Is a freelancer liable for poor code he inherited from someone else?

Question

As a freelancer, I inherit a lot of poorly developed custom web projects. Most of these projects do not safeguard against XSS and SQL injection. On some of these projects, I've been the sole developer for over 1 year. When clients ask me to add new features, I do it without making significant changes to the underlying system's architecture.

So for example, if a client asked me to build a registration page on a limited budget, I do so re-using the system's Data Access Objects which do not prevent SQL injection, and I render the pages with the system's View Objects which do not sanitize the code for XSS.
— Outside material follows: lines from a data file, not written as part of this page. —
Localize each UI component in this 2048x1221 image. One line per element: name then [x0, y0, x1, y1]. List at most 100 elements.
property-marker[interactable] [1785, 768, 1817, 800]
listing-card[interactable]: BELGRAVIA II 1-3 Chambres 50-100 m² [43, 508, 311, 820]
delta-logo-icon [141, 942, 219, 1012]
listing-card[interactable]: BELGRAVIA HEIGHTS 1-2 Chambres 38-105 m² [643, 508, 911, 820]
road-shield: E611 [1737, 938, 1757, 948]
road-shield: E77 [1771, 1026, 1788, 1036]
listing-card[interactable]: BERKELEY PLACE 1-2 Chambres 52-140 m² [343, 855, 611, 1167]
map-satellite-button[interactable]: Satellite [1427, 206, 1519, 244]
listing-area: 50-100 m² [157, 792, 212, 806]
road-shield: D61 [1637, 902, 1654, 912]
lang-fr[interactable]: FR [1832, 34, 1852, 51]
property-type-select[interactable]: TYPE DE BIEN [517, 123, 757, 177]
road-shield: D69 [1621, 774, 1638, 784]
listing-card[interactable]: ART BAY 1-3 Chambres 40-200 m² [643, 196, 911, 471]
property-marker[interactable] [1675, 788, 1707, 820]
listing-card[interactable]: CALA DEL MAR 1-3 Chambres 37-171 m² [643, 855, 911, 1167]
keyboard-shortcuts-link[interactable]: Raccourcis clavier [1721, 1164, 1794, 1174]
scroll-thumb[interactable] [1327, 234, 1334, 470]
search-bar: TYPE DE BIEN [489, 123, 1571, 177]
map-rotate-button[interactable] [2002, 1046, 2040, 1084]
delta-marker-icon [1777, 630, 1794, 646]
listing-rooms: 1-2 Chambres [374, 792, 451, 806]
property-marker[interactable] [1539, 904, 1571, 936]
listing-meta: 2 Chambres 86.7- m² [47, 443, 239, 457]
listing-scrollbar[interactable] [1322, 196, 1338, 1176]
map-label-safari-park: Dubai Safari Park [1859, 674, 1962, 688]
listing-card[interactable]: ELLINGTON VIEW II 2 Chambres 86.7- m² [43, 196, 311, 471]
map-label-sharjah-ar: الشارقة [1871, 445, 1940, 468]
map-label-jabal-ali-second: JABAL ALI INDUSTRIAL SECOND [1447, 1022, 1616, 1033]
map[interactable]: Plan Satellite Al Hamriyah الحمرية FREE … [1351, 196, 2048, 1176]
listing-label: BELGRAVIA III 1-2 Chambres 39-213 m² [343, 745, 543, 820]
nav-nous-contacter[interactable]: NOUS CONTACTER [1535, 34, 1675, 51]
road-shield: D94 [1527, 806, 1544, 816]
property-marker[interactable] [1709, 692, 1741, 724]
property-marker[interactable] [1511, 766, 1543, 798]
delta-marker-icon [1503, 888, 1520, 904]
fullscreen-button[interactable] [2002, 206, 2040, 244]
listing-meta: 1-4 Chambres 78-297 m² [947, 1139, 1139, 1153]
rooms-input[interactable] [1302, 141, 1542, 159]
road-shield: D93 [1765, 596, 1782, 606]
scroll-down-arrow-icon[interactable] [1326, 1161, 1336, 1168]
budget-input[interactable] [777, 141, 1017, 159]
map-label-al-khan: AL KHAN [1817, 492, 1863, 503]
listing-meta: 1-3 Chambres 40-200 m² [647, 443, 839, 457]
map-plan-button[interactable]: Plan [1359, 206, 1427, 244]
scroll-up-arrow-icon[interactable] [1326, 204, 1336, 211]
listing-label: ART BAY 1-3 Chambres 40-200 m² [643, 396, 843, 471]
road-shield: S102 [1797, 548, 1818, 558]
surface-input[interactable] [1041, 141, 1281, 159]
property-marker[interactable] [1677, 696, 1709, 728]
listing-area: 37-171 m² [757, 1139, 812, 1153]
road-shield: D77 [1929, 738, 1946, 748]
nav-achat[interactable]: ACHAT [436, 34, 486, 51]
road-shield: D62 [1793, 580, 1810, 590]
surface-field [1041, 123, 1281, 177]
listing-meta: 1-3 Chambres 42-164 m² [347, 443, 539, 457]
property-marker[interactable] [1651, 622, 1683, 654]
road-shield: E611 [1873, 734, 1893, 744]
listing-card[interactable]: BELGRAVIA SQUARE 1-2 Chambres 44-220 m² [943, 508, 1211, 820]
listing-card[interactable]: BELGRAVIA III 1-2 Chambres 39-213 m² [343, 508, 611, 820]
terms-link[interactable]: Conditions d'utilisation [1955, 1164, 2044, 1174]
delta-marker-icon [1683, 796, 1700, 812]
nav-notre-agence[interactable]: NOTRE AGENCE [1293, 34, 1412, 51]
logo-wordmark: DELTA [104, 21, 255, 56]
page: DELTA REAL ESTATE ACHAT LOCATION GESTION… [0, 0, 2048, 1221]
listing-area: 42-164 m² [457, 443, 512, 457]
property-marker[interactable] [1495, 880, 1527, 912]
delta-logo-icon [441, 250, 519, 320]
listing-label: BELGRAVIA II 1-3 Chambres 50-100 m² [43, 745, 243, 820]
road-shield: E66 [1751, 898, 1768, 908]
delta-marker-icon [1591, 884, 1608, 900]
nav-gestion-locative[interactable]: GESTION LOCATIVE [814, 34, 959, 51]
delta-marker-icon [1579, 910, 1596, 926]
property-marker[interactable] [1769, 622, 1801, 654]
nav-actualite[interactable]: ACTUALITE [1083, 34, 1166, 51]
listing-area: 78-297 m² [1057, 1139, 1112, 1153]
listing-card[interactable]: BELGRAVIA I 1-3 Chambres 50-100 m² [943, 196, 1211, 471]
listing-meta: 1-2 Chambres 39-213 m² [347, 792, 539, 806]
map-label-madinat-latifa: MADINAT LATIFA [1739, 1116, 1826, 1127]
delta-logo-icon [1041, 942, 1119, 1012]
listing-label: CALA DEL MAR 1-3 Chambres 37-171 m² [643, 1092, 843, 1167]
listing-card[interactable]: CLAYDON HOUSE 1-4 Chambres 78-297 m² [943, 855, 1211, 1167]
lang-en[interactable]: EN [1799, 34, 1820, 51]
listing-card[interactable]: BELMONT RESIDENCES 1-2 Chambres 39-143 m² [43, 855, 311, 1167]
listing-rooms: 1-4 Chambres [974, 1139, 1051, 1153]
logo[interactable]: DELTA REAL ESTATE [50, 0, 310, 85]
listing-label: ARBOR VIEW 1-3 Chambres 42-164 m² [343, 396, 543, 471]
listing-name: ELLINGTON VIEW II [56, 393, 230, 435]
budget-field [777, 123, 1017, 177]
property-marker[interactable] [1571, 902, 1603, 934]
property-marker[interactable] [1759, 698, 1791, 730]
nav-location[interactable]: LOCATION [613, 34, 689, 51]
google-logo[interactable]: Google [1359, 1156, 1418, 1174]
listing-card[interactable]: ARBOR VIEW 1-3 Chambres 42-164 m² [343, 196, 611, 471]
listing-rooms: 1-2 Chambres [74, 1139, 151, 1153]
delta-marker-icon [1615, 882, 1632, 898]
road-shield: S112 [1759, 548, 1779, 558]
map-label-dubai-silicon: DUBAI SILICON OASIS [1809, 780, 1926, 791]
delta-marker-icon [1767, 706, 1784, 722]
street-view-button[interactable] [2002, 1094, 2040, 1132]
If at a later time, a hacker exploits these security breaches in the registration page, am I held accountable? I was never asked to re-write the systems Data Access Objects or the View Objects. And because the client is on a limited budget, they won't pay me to write a new DAO or View for the system. So does it automatically become my fault the day I decide to inherit such a disastrous project?

And what if there are other parts of a system I rarely touched? I may have gone in to change some of the text on the views, or added a new if statement in the controller. Once I've "touched" something, does it mean I am liable for the entire module until I retire from the project?

Answer 1

Tell them about any issues you see, and include an estimate of the hours involved to fix them. Put it in writing, and you've put the ball in their court. They can't hold you liable for their own failure to pay attention to your warnings.
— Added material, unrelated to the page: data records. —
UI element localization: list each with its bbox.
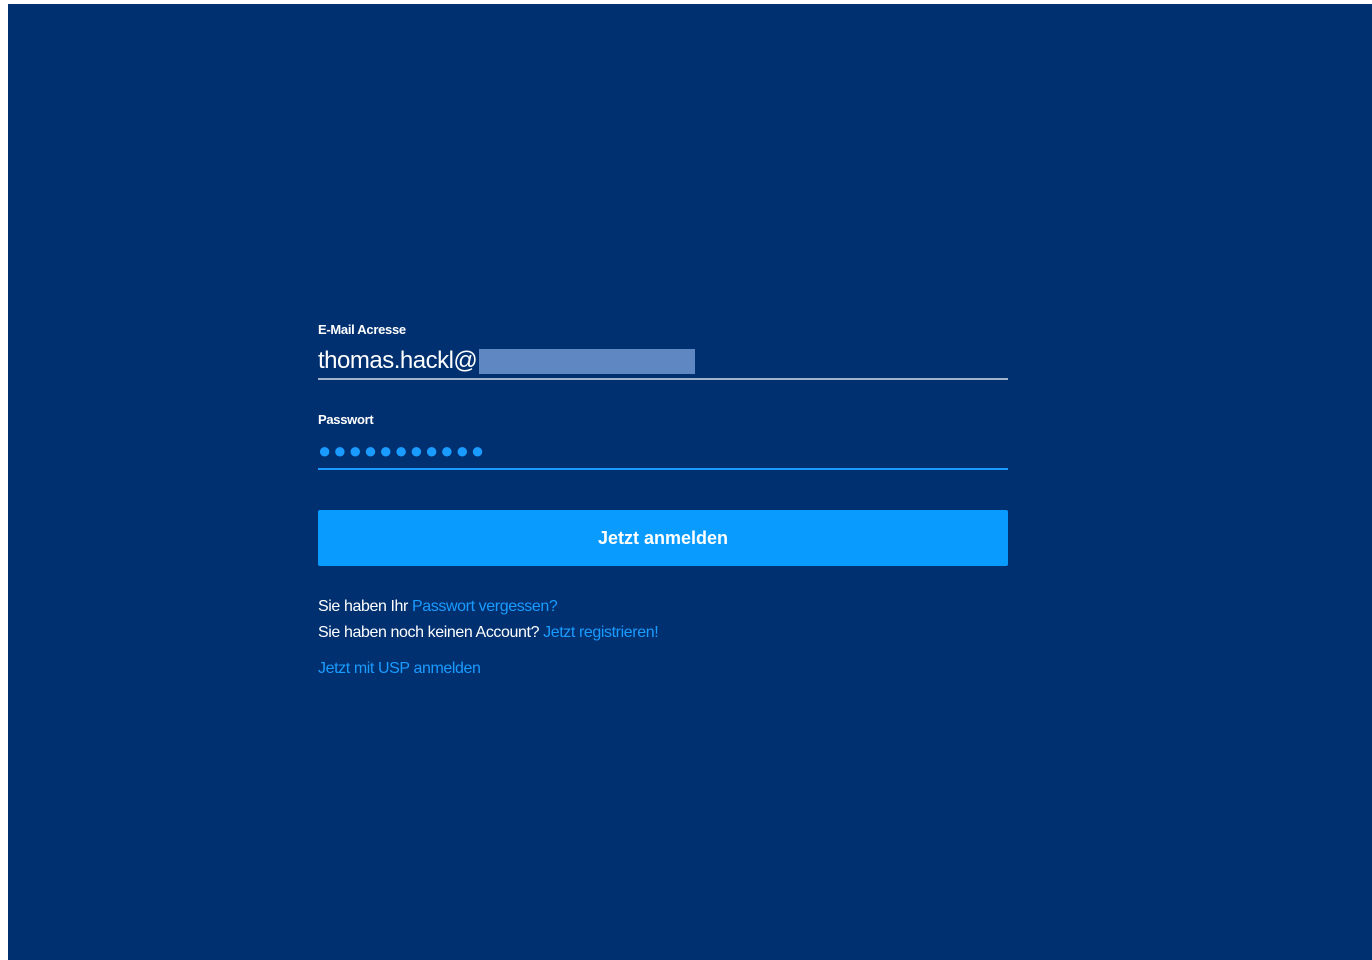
forgot-password-line: Sie haben Ihr Passwort vergessen? <box>318 594 1008 620</box>
login-button[interactable]: Jetzt anmelden <box>318 510 1008 566</box>
usp-login-link[interactable]: Jetzt mit USP anmelden <box>318 660 481 677</box>
login-form: E-Mail Acresse thomas.hackl@ Passwort ●●… <box>318 322 1008 682</box>
help-links: Sie haben Ihr Passwort vergessen? Sie ha… <box>318 594 1008 646</box>
email-value: thomas.hackl@ <box>318 347 478 374</box>
register-line: Sie haben noch keinen Account? Jetzt reg… <box>318 620 1008 646</box>
email-redacted-block <box>479 348 696 374</box>
email-field[interactable]: thomas.hackl@ <box>318 344 1008 380</box>
register-link[interactable]: Jetzt registrieren! <box>543 624 659 641</box>
forgot-password-link[interactable]: Passwort vergessen? <box>412 598 558 615</box>
email-label: E-Mail Acresse <box>318 322 406 337</box>
usp-line: Jetzt mit USP anmelden <box>318 656 1008 682</box>
password-field[interactable]: ●●●●●●●●●●● <box>318 434 1008 470</box>
password-label: Passwort <box>318 412 374 427</box>
password-mask: ●●●●●●●●●●● <box>318 438 487 463</box>
register-prefix: Sie haben noch keinen Account? <box>318 624 540 641</box>
login-screen: E-Mail Acresse thomas.hackl@ Passwort ●●… <box>8 4 1372 960</box>
forgot-password-prefix: Sie haben Ihr <box>318 598 408 615</box>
Let me add that if I could fix many of these problems in 15 minutes or less, then I would, just as a matter of personal pride in my work.

Answer 2

I can't answer from a legal perspective; that'll depend on the written and case law in your jurisdiction. From an ethical one, though, the least you should do is identify the flaws and their potential impact to your clients. Give them an idea of what could happen if those vulnerabilities were exploited.

Answer 3

When I freelance, I do the work I'm paid/asked to do and advise on work that I feel should be done.

That's actually how I approach most of what I do. I'll do exactly what I'm asked, but as a professional I almost always offer up my opinion on the situation.
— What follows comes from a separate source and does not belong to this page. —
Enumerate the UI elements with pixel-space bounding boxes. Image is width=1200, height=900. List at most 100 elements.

I certainly wouldn't say you are directly responsible for it, but it wouldn't be very professional to not say anything about it.

Oh and I'm not suggesting that you have to weedwack your way through the entire codebase to find any potential issues...just that if you come across them in what you are doing, don't sweep em under the rug.

Answer 4

When taking over a new project I would make it very clear to the client that I am not liable for errors in the original source unless they also wanted to pay me for my time to do a full code review. To protect yourself, make sure you keep a copy of the original code as you got it.

Answer 5

I think you should make your client well aware of the situation. Let them know what risks are in the current system they are running, and how much it will cost to fix it and what the risks are if they don't.

I don't think you can be liable (but I am not a lawyer - contact one if there is a real pressing legal issue) for pre-existing problems IF you make the client aware that you are aware of them.

How is this handled in other situations? If an engineer comes across something very poorly constructed but is only given a budget for a very small tweak or fix, is he still responsible for all the other problems?

Answer 6

There are two separate questions here:

How do you protect yourself in this situation?

You make sure you have a copy of the original code, and use a good source control system, so that if questions arise, you can illustrate clearly that this isn't code that you wrote, but that was present before you started.

How do you do right by the client in this situation?

You ask the client up-front what kind of analysis they'd like you to do: Potential code improvements, security fixes, etc. Think of categories you can give them to give a good picture of what you'll be reviewing and what kinds of things you could potentially find.

Why up-front? Because otherwise you'll get car mechanic syndrome, where you take in your car, and the mechanic says "Oh, by the way, we found this problem over here" and you feel uneasy because you're not sure if it's real or not. But if you ask the mechanic to give it a good going-over everywhere, at least you'll feel more comfortable with it if he finds something.

Likewise, if you get the up-front OK to look for stuff like this, then you can make a list and show them the code and illustrate the problems, and you look like a professional doing analysis rather than a slimy mechanic trying to make an extra buck for questionable work.

Answer 7

Spec It Out

When freelancing you should always provide the client with a fully detailed spec of work broken down into the smallest sections you can manage and your estimated hour requirements for each section.

If you notice glaring issues in their current codebase that you would be willing to remedy, create a secondary specced estimation of certain things you believe you could fix and make sure to include why it's important to fix the issues.

---

Best Case Scenario

In the best case scenario you get some additional work and the client gets an improved application.

---

Worst Case Scenario

In the worst case your client declines your quote on fixing their existing bugs/security holes/code bloat. This is not a bad scenario to be in as you have cleared your liabilities in the event something goes wrong in the future. It also gives you a good indication to not pursue further work for the client as they clearly has no concern for security or quality of work. Just be glad when you have finished the project.

Answer 8

You can atleast prevent SQL Injection and XSS from front end so its not a big deal.